If you decide to write the application yourself, and you are using an Intel architecture, then you might consider using the Intel Image Processing Library.
The library provides a set of low-level image manipulation functions in DLL and static form. A part of the API deals with tiling of big images, so that only the viewable fraction of the image is loaded in the memory. The library comes with a demo app that demonstrates its capabilities including the tiling of images.
I was going to mod you up, but you could have quoted this:
Now adapts rendering method for big images. When the number of pixels in the image exceeds the value set by image-bigness-threshold (as set in config file or on command-line, defaulting to 2 million pixels), it's drawn piece-by-piece on demand rather than all-at-once. The all-at-once behaviour is worth keeping around for smaller images, as it gives much nicer scrolling - but for big images it's just impractical, hence this feature.
Which sounds like just the ticket. You could also have linked to the website.

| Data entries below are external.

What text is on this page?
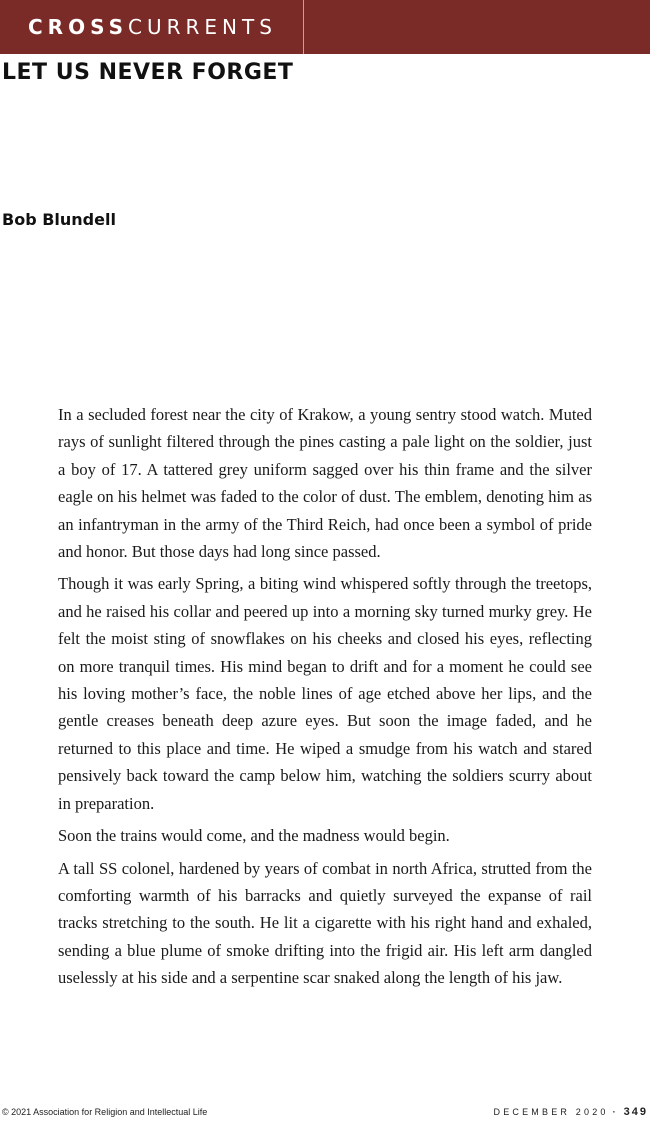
CROSSCURRENTS
LET US NEVER FORGET
Bob Blundell

In a secluded forest near the city of Krakow, a young sentry stood watch. Muted rays of sunlight filtered through the pines casting a pale light on the soldier, just a boy of 17. A tattered grey uniform sagged over his thin frame and the silver eagle on his helmet was faded to the color of dust. The emblem, denoting him as an infantryman in the army of the Third Reich, had once been a symbol of pride and honor. But those days had long since passed.

Though it was early Spring, a biting wind whispered softly through the treetops, and he raised his collar and peered up into a morning sky turned murky grey. He felt the moist sting of snowflakes on his cheeks and closed his eyes, reflecting on more tranquil times. His mind began to drift and for a moment he could see his loving mother’s face, the noble lines of age etched above her lips, and the gentle creases beneath deep azure eyes. But soon the image faded, and he returned to this place and time. He wiped a smudge from his watch and stared pensively back toward the camp below him, watching the soldiers scurry about in preparation.

Soon the trains would come, and the madness would begin.

A tall SS colonel, hardened by years of combat in north Africa, strutted from the comforting warmth of his barracks and quietly surveyed the expanse of rail tracks stretching to the south. He lit a cigarette with his right hand and exhaled, sending a blue plume of smoke drifting into the frigid air. His left arm dangled uselessly at his side and a serpentine scar snaked along the length of his jaw.

© 2021 Association for Religion and Intellectual Life	DECEMBER 2020 · 349
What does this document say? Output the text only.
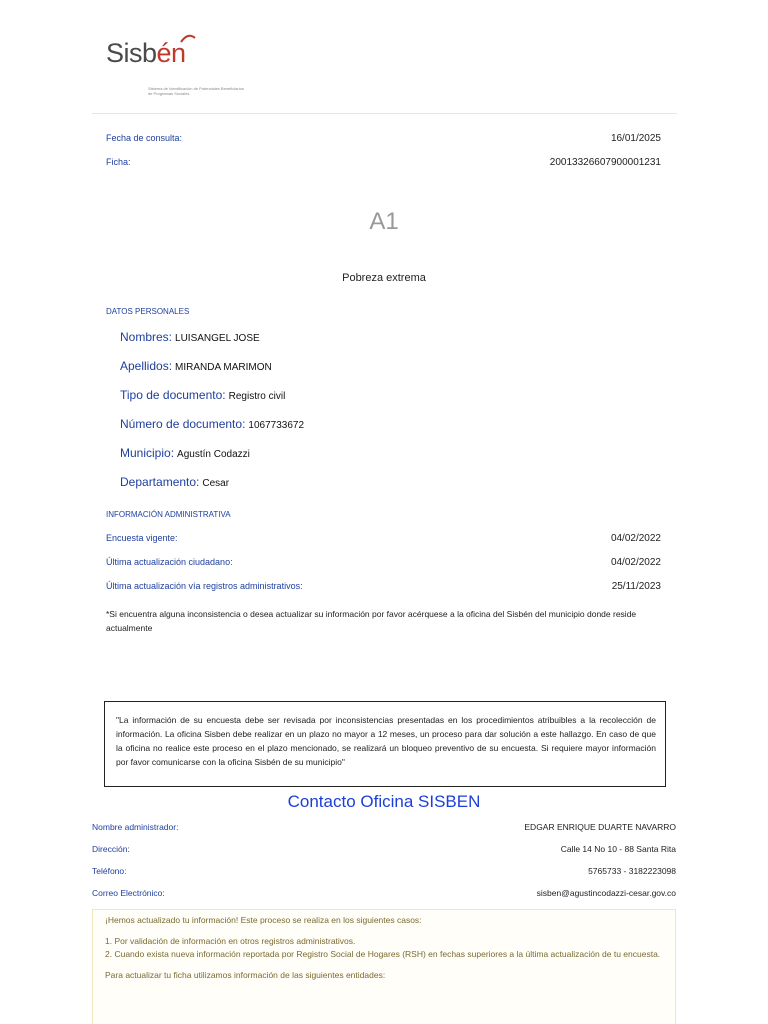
Sisbén
Sistema de Identificación de Potenciales Beneficiarios de Programas Sociales
Fecha de consulta:	16/01/2025
Ficha:	20013326607900001231
A1
Pobreza extrema
DATOS PERSONALES
Nombres: LUISANGEL JOSE
Apellidos: MIRANDA MARIMON
Tipo de documento: Registro civil
Número de documento: 1067733672
Municipio: Agustín Codazzi
Departamento: Cesar
INFORMACIÓN ADMINISTRATIVA
Encuesta vigente:	04/02/2022
Última actualización ciudadano:	04/02/2022
Última actualización vía registros administrativos:	25/11/2023
*Si encuentra alguna inconsistencia o desea actualizar su información por favor acérquese a la oficina del Sisbén del municipio donde reside actualmente
"La información de su encuesta debe ser revisada por inconsistencias presentadas en los procedimientos atribuibles a la recolección de información. La oficina Sisben debe realizar en un plazo no mayor a 12 meses, un proceso para dar solución a este hallazgo. En caso de que la oficina no realice este proceso en el plazo mencionado, se realizará un bloqueo preventivo de su encuesta. Si requiere mayor información por favor comunicarse con la oficina Sisbén de su municipio"
Contacto Oficina SISBEN
Nombre administrador:	EDGAR ENRIQUE DUARTE NAVARRO
Dirección:	Calle 14 No 10 - 88 Santa Rita
Teléfono:	5765733 - 3182223098
Correo Electrónico:	sisben@agustincodazzi-cesar.gov.co

¡Hemos actualizado tu información! Este proceso se realiza en los siguientes casos:

1. Por validación de información en otros registros administrativos.

2. Cuando exista nueva información reportada por Registro Social de Hogares (RSH) en fechas superiores a la última actualización de tu encuesta.

Para actualizar tu ficha utilizamos información de las siguientes entidades:
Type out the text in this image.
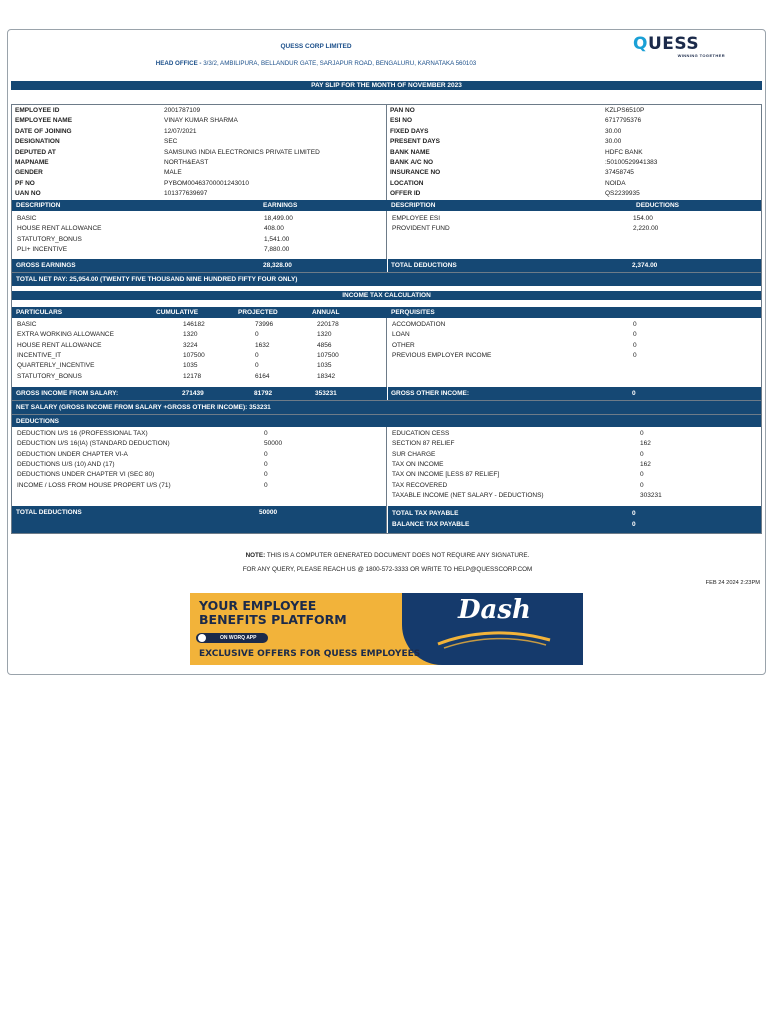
QUESS CORP LIMITED
HEAD OFFICE - 3/3/2, AMBILIPURA, BELLANDUR GATE, SARJAPUR ROAD, BENGALURU, KARNATAKA 560103
QUESS
WINNING TOGETHER
PAY SLIP FOR THE MONTH OF NOVEMBER 2023
EMPLOYEE ID	2001787109
EMPLOYEE NAME	VINAY KUMAR SHARMA
DATE OF JOINING	12/07/2021
DESIGNATION	SEC
DEPUTED AT	SAMSUNG INDIA ELECTRONICS PRIVATE LIMITED
MAPNAME	NORTH&EAST
GENDER	MALE
PF NO	PYBOM00463700001243010
UAN NO	101377639697
PAN NO	KZLPS6510P
ESI NO	6717795376
FIXED DAYS	30.00
PRESENT DAYS	30.00
BANK NAME	HDFC BANK
BANK A/C NO	:50100529941383
INSURANCE NO	37458745
LOCATION	NOIDA
OFFER ID	QS2239935
DESCRIPTION	EARNINGS	DESCRIPTION	DEDUCTIONS
BASIC	18,499.00
HOUSE RENT ALLOWANCE	408.00
STATUTORY_BONUS	1,541.00
PLI+ INCENTIVE	7,880.00
EMPLOYEE ESI	154.00
PROVIDENT FUND	2,220.00
GROSS EARNINGS	28,328.00	TOTAL DEDUCTIONS	2,374.00
TOTAL NET PAY: 25,954.00 (TWENTY FIVE THOUSAND NINE HUNDRED FIFTY FOUR ONLY)
INCOME TAX CALCULATION
PARTICULARS	CUMULATIVE	PROJECTED	ANNUAL	PERQUISITES
BASIC	146182	73996	220178
EXTRA WORKING ALLOWANCE	1320	0	1320
HOUSE RENT ALLOWANCE	3224	1632	4856
INCENTIVE_IT	107500	0	107500
QUARTERLY_INCENTIVE	1035	0	1035
STATUTORY_BONUS	12178	6164	18342
ACCOMODATION	0
LOAN	0
OTHER	0
PREVIOUS EMPLOYER INCOME	0
GROSS INCOME FROM SALARY:	271439	81792	353231	GROSS OTHER INCOME:	0
NET SALARY (GROSS INCOME FROM SALARY +GROSS OTHER INCOME): 353231
DEDUCTIONS
DEDUCTION U/S 16 (PROFESSIONAL TAX)	0
DEDUCTION U/S 16(IA) (STANDARD DEDUCTION)	50000
DEDUCTION UNDER CHAPTER VI-A	0
DEDUCTIONS U/S (10) AND (17)	0
DEDUCTIONS UNDER CHAPTER VI (SEC 80)	0
INCOME / LOSS FROM HOUSE PROPERT U/S (71)	0
EDUCATION CESS	0
SECTION 87 RELIEF	162
SUR CHARGE	0
TAX ON INCOME	162
TAX ON INCOME [LESS 87 RELIEF]	0
TAX RECOVERED	0
TAXABLE INCOME (NET SALARY - DEDUCTIONS)	303231
TOTAL DEDUCTIONS	50000	TOTAL TAX PAYABLE	0
BALANCE TAX PAYABLE	0
NOTE: THIS IS A COMPUTER GENERATED DOCUMENT DOES NOT REQUIRE ANY SIGNATURE.
FOR ANY QUERY, PLEASE REACH US @ 1800-572-3333 OR WRITE TO HELP@QUESSCORP.COM
FEB 24 2024 2:23PM
YOUR EMPLOYEE
BENEFITS PLATFORM
ON WORQ APP
EXCLUSIVE OFFERS FOR QUESS EMPLOYEES
Dash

Here ends sydb's lesson in karmah whoring.
Yours Sincerely, Michael.
ACDSee does choke, however, if the directory has a few thousand images in it. We were training image recognition algorithms and a typical truth category might have as many as 10,000 images. With this many images in a directory, ACDSee became unuseable because it constantly would update the directory contents, filesizes, filetypes (of a network drive) and wouldn't allow user input until it was finished.